User profile: A user or institution that expects to evolve ontology records in an automated workflow and requires reproducibility of the resulting data products that use ontology information.

Scenario: An institution in the Earth science community uses semantic vocabularies stored on public endpoints to describe scientific terms and variables in their data products. When these data products are created or revised ontologies should be updated in step. Versioning should be used to reproduce vocabulary information used in historical case studies.

Workflow:

  1. A code-driven analysis package is activated to process a collection of data files.
  2. A series of quality control and processing functions are conducted in the processing workflow.
  3. A processing function calls ESIP COR to match vocabulary terms defined within the cached ontology.
  4. Additional variable (term) information, such as variable type, units, and alias name are retrieved to enhance default information.
  5. Where vocabulary terms are new or vocabulary information has been revised or enhanced, the ESIP COR instantiation is updated to include the latest publically-available scientific information, potentially in real-time.

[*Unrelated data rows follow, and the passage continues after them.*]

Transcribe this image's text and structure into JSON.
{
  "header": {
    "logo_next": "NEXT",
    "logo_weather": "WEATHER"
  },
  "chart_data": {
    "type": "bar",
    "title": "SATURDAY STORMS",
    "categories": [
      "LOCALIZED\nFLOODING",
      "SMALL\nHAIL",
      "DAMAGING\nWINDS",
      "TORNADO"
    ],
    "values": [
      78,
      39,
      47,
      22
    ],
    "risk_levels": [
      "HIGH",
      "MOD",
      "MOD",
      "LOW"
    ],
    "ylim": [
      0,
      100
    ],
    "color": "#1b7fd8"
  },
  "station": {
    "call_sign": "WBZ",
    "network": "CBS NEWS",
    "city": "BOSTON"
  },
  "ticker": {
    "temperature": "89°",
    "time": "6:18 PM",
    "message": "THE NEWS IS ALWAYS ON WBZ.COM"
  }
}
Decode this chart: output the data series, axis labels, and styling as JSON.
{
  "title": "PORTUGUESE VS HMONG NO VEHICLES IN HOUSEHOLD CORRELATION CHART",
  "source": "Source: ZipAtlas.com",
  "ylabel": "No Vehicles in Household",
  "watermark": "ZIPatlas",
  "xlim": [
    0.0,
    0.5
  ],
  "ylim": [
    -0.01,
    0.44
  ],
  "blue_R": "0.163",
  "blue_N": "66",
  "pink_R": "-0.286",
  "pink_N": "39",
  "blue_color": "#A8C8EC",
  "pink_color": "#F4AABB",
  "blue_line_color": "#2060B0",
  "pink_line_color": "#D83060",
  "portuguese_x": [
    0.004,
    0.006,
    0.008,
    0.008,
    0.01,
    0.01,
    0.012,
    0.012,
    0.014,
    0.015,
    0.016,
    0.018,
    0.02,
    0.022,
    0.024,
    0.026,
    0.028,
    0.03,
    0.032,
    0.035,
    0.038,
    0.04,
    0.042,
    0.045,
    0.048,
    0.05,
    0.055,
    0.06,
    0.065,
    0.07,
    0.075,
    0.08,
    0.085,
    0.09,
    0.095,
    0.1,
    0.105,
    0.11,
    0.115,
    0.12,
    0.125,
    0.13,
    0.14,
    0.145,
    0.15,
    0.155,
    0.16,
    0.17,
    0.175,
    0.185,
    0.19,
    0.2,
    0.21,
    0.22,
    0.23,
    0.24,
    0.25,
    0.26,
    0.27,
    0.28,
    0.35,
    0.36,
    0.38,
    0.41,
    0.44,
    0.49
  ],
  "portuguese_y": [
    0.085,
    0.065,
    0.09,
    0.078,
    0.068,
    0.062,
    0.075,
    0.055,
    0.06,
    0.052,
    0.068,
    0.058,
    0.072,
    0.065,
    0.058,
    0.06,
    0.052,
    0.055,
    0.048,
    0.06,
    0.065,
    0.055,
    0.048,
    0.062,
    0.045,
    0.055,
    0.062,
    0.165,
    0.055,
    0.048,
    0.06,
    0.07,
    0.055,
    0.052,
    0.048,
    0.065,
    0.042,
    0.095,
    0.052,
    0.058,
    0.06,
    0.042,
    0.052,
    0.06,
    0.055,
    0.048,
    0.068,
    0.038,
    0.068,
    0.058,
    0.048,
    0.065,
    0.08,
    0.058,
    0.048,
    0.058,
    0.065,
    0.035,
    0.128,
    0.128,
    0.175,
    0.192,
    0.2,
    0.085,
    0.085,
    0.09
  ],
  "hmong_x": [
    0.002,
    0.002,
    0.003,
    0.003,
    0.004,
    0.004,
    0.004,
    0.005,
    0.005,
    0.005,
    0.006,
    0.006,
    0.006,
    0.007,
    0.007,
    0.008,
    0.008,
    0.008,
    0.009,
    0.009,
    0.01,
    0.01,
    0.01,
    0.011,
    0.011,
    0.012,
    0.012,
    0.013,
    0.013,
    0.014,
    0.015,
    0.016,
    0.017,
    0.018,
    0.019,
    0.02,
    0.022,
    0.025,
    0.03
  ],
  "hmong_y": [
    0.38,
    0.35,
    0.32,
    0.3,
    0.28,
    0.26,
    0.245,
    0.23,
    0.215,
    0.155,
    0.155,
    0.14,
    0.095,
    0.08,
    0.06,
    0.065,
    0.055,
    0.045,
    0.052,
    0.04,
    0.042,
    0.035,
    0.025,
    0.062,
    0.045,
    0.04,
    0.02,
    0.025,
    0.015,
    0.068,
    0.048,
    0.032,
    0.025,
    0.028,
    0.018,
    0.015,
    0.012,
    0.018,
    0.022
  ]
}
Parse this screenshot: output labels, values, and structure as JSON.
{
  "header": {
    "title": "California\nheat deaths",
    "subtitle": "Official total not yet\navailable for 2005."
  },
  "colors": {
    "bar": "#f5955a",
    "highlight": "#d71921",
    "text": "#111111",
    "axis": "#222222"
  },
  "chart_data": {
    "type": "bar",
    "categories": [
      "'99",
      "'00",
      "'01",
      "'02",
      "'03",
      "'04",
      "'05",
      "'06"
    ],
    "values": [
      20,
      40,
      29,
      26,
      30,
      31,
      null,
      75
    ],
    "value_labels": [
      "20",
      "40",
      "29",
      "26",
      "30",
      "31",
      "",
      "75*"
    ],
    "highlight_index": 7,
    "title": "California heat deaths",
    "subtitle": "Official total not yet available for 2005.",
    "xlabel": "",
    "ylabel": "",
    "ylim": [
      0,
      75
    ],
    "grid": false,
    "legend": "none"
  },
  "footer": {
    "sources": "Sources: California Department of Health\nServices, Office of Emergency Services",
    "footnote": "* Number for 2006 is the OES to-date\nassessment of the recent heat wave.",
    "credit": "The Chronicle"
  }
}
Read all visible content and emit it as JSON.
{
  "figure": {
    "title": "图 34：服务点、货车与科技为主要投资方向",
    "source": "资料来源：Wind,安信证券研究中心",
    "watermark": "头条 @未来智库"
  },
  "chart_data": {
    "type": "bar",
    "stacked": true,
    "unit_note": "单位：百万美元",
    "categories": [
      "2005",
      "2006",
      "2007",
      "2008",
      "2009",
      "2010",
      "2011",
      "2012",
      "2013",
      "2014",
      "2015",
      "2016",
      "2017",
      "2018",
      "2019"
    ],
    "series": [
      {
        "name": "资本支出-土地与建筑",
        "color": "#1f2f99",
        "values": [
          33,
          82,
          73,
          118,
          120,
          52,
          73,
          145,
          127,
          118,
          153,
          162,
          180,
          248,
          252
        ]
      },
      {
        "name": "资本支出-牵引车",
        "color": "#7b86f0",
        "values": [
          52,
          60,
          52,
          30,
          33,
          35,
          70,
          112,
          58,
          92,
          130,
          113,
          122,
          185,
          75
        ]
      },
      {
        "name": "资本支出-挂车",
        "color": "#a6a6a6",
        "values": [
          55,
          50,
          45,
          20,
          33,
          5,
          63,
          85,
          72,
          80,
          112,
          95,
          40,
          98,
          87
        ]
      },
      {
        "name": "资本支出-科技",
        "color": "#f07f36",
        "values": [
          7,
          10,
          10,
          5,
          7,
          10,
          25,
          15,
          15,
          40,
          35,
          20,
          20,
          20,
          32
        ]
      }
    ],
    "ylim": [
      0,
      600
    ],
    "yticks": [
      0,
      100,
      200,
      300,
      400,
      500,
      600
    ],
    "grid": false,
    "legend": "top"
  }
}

Requirements implied by this use case:

  1. The ontology portal has automated versioning capabilities used to preserve ontology definitions in real time. Ontologies can be retrieved by version at user request.
  2. The ontology portal allows authenticated users to update, create, or delete ontologies using a simple API, perhaps generating a modified temporary ontology while preserving the original parent ontology until a review has been completed.

,

Excellent @TWellman I'll write this as a PR and commit to document.

addressed via d52523c
Thank you @TWellman

Perhaps a more generic description in the first sentence would be valuable.

"A base ontology is created to describe term identifiers, labels, and definitions, which are used for processing data records through OBIS-USA and NOAA NCEI."

Thanks @TWellman this has been accommodated in current documentation.